Bosch nodded, the closest he could come to a sign of sympathy.

“How much did they want?” he asked.

“A hundred thousand dollars starting out,” Schubert said. “And then another fifty thousand every six months.”

Bosch was beginning to get a hook on why Ellis and Long had taken such extreme measures in killing anyone perceived as a threat to their operation. Schubert was a goose laying golden eggs — an annual income stream for them as long as the plastic man wished to cover up his indiscretion.

“So you paid them the first hundred.”

“I paid them.”

“How exactly?”

Schubert had now turned in his desk chair and was no longer looking at Bosch. To his right was a large poster covering one wall that showed an outline of a woman’s body. It was clinical, not erotic, and it detailed outside the lines of the body the many different procedures that could be performed on various parts.
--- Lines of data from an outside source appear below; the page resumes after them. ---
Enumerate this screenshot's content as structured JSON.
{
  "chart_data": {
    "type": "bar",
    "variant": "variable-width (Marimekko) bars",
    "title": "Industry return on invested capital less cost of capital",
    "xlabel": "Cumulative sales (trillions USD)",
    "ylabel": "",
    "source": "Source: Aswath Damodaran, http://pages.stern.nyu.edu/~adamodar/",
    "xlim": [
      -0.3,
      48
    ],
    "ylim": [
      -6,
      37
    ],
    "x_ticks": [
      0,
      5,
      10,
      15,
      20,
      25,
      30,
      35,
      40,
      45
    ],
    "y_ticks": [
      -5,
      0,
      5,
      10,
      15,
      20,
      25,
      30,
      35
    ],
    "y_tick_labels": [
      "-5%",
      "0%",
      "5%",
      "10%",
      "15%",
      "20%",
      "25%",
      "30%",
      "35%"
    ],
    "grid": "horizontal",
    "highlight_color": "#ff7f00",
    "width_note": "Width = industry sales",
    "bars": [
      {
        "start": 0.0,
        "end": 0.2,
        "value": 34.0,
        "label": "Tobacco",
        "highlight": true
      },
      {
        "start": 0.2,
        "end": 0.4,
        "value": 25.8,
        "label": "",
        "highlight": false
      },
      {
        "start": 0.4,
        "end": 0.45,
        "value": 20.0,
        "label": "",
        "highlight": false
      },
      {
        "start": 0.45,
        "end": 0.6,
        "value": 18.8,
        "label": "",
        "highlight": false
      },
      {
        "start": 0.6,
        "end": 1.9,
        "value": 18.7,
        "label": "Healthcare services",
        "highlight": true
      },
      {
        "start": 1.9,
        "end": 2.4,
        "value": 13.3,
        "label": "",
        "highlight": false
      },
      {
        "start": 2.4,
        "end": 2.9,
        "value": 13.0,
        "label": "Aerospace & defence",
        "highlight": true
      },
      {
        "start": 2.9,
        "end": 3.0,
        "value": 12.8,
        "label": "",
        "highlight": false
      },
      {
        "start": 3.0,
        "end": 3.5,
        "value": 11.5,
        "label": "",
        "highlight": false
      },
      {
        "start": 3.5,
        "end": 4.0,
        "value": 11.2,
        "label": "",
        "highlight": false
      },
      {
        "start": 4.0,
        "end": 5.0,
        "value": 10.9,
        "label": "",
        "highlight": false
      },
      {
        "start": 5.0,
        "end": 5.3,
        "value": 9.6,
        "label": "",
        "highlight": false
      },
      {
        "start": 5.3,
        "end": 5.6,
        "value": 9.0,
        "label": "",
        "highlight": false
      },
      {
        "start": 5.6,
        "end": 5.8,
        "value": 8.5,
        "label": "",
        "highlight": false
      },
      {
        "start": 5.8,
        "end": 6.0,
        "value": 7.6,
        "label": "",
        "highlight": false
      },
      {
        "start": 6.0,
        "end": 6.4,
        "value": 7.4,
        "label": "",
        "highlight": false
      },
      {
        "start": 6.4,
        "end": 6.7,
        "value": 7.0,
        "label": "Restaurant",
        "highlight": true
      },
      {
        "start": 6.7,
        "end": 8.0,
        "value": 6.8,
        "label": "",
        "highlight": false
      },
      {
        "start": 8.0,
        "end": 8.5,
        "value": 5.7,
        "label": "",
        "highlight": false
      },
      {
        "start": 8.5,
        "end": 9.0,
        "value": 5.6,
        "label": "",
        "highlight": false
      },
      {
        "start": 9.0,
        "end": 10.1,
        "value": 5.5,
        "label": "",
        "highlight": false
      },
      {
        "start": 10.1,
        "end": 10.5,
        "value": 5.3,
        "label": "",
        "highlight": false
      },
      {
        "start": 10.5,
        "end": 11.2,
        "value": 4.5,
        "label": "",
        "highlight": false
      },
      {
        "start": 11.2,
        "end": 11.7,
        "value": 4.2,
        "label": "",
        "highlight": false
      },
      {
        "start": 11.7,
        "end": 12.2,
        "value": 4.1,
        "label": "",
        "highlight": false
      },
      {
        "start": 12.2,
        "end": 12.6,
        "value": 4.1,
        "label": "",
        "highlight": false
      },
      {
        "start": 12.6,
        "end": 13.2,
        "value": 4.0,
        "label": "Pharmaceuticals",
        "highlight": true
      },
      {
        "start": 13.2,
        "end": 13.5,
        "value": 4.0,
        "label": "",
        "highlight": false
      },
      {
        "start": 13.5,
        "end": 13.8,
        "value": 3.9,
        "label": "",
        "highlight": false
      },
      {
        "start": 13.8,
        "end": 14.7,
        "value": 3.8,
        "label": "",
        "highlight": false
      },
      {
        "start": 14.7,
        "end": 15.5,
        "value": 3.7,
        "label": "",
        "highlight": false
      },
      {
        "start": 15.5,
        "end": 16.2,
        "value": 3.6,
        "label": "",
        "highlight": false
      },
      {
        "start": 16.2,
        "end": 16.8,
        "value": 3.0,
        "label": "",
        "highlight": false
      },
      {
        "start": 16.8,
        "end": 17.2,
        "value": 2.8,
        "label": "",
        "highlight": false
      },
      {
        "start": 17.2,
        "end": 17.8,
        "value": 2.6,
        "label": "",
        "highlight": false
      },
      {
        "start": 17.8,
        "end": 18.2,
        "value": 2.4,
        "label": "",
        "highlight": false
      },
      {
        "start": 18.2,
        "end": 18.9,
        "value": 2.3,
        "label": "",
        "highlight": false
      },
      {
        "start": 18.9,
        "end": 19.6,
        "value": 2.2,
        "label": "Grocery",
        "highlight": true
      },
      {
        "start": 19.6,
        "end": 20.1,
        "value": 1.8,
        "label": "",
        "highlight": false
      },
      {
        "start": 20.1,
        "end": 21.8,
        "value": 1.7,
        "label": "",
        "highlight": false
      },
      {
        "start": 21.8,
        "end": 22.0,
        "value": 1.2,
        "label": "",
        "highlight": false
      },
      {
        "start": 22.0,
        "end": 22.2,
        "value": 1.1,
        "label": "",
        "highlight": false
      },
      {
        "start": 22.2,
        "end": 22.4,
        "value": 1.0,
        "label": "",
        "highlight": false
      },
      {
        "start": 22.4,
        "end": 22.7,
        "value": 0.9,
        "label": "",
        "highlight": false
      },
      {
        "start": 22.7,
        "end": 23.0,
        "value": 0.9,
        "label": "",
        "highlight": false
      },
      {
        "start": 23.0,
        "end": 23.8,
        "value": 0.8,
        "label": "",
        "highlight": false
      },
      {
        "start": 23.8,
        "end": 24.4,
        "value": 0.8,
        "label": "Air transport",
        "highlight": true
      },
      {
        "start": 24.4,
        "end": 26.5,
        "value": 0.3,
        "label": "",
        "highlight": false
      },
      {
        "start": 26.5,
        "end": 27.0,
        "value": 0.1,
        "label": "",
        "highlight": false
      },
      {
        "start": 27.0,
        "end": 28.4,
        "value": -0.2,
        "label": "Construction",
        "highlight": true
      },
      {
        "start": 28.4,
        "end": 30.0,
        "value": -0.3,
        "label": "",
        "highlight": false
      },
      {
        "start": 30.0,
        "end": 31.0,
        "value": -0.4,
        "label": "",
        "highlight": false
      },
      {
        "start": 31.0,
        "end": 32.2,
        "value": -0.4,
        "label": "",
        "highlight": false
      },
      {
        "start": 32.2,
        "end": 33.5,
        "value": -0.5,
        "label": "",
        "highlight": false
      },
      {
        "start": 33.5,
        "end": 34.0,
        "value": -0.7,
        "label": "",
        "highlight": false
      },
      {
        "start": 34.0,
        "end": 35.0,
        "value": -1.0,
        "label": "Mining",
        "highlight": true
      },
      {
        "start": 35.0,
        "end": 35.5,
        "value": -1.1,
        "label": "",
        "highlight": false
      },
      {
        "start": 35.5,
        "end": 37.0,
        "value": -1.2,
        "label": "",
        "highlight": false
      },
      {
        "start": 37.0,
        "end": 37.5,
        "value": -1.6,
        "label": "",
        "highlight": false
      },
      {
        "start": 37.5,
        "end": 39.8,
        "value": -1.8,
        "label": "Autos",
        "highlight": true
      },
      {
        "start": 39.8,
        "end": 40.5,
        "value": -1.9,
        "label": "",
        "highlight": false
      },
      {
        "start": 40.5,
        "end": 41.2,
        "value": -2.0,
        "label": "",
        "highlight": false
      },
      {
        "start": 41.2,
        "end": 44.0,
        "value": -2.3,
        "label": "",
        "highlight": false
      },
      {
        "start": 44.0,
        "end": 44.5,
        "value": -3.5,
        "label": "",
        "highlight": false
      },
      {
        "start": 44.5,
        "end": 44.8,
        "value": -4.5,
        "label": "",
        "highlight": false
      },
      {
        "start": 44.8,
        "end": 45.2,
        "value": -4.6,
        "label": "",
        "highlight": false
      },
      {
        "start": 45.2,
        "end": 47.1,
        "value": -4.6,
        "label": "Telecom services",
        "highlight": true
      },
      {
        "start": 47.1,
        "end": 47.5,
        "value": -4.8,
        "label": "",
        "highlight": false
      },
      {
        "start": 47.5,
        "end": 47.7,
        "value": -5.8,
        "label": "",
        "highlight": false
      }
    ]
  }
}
It appeared to Bosch that he was addressing the woman on the poster as he answered.

“I told them I couldn’t pay in cash,” he said. “My money — I never see my money. I have a firm that manages the center here, and what comes to me goes to direct deposit and into the control of accountants and money managers. All of this is monitored by my wife. I had an addiction disease that required that we do it this way.”

“A gambling addiction?” Bosch asked.

Schubert turned and glanced at Bosch as if just remembering that he was in the room. He then turned back to the poster.

“Yes, gambling,” he said. “It had gotten out of control and I lost a lot, so they took my money from me. Controlled it. It was the only way to save my marriage. But it means I can’t just go to the bank or write a check that size without a cosigner.”

“So you gave jewelry instead,” Bosch said. “Your wife’s watch.”

“Yes, exactly. She was away on a holiday. Out of town. I gave them the jewelry. Her watch, my watch, several diamond pieces. It was their idea to make it look like a burglary. When she came home, I told her there had been a break-in and the police were on it. They were investigating. Ellis broke a window in the French doors at the back of the house so it would look like that’s how the robbers got in.”

Bosch reached over to the desk for the file. He slid it out from beneath the phone.

“Let me take a look at something here,” he said.

He opened the file and flipped through the reports clipped to the right side until he found the timeline he had put together that morning.

Schubert’s story fit with the facts Bosch had accumulated. He gives the jewelry to Ellis and Long as an extortion payoff. They then strike a deal with the Nguyen brothers to sell it as estate property at Nelson Grant & Sons. The jewelry starts to sell — Harrick buys the ladies’ watch for his wife as a Christmas present. Ellis and Long start to get their money and the Nguyen brothers get a cut for selling it without delving into its provenance.